You are currently viewing AI Adoption Stalls When Middle Managers Don’t Feel Safe

A director closed her laptop after a steering call...

Her calendar was full. Her voice wasn’t.

Another great Harvard Business Review research found the lowest psychological safety sits with middle managers. Not with executives or frontline teams. Actually, those folks in the middle.

So, what's the real problem?

We treat psychological safety as a “team dynamic.” Yet the biggest risk lives right in the “middle layer.” Managers carry pressure from above and doubt from below. They own delivery, but rarely own the rules. In AI programs, that squeeze feels and is much tighter.
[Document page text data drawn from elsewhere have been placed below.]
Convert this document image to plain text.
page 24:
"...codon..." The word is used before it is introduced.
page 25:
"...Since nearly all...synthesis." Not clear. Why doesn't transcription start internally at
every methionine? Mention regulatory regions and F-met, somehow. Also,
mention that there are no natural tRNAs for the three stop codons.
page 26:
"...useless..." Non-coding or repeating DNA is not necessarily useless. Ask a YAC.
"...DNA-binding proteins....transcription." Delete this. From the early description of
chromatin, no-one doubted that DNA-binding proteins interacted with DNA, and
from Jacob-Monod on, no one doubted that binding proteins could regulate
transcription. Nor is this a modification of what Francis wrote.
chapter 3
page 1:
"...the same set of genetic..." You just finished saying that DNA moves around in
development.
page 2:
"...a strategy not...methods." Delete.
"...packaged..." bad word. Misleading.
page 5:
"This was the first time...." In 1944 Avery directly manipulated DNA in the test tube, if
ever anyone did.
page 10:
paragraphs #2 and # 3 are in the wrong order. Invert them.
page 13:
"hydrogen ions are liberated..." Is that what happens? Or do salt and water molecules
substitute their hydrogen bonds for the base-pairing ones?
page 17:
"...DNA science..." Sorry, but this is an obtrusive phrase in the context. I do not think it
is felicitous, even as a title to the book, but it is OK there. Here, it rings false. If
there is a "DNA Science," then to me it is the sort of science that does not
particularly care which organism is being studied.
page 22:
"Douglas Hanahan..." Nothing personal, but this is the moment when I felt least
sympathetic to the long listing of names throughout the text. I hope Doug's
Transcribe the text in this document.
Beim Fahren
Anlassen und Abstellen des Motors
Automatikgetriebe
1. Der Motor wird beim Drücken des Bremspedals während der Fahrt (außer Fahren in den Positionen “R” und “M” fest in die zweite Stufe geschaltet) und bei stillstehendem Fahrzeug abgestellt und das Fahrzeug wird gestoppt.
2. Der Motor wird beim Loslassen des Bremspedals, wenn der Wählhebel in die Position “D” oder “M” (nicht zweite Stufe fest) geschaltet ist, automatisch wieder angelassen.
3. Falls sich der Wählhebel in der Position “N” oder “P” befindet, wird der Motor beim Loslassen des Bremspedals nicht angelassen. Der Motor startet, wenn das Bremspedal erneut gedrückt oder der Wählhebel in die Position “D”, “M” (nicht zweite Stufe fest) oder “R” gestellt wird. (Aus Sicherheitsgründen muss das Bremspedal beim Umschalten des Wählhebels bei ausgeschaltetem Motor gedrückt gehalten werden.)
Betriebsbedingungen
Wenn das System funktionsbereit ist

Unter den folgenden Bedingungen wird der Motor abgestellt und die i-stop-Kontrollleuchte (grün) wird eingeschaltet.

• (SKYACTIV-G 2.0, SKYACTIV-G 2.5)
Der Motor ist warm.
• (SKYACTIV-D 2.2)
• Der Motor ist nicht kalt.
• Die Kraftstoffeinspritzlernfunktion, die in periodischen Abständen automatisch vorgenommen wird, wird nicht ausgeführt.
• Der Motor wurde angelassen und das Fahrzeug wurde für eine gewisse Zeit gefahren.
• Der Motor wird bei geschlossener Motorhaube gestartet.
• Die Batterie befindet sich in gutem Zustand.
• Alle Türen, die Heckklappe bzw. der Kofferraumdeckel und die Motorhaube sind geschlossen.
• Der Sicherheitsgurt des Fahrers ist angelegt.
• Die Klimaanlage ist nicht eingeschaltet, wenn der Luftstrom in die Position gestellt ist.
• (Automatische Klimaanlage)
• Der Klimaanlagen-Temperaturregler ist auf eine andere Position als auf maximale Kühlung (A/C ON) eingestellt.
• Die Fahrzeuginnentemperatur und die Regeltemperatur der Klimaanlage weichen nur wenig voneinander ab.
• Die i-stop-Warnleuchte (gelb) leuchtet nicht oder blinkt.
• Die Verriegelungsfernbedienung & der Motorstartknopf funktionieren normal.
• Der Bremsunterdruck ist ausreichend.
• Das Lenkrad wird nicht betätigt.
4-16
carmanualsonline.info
New tools shift power and workflows.

When managers don’t feel safe, they slow or silence change, quietly.

What to do:

  • Give explicit air cover: state, in writing (it makes it clear), what managers can test, break, and question. Give freedom. Name it and model “failing forward.”

  • Make pilots manager-designed: ask managers to pick one workflow to improve this month. Then score effort vs. impact with their teams. Track one week-one metric they choose. Compare and analyze it, together.

  • Run manager circles: small groups. Same roles. Clear norms. Share what failed and what they tried next. Capture patterns and adjust playbooks. Co-create. 

  • Measure safety where work happens: use short pulse items tied to moments: standups, reviews, approvals.

  • Coach the middle like a product: map pain points. Ship tiny fixes: office hours, templates, checklists. Celebrate a single “win the week” story, every week.

If you want adoption to succeed, protect your middle managers and be their biggest supporter.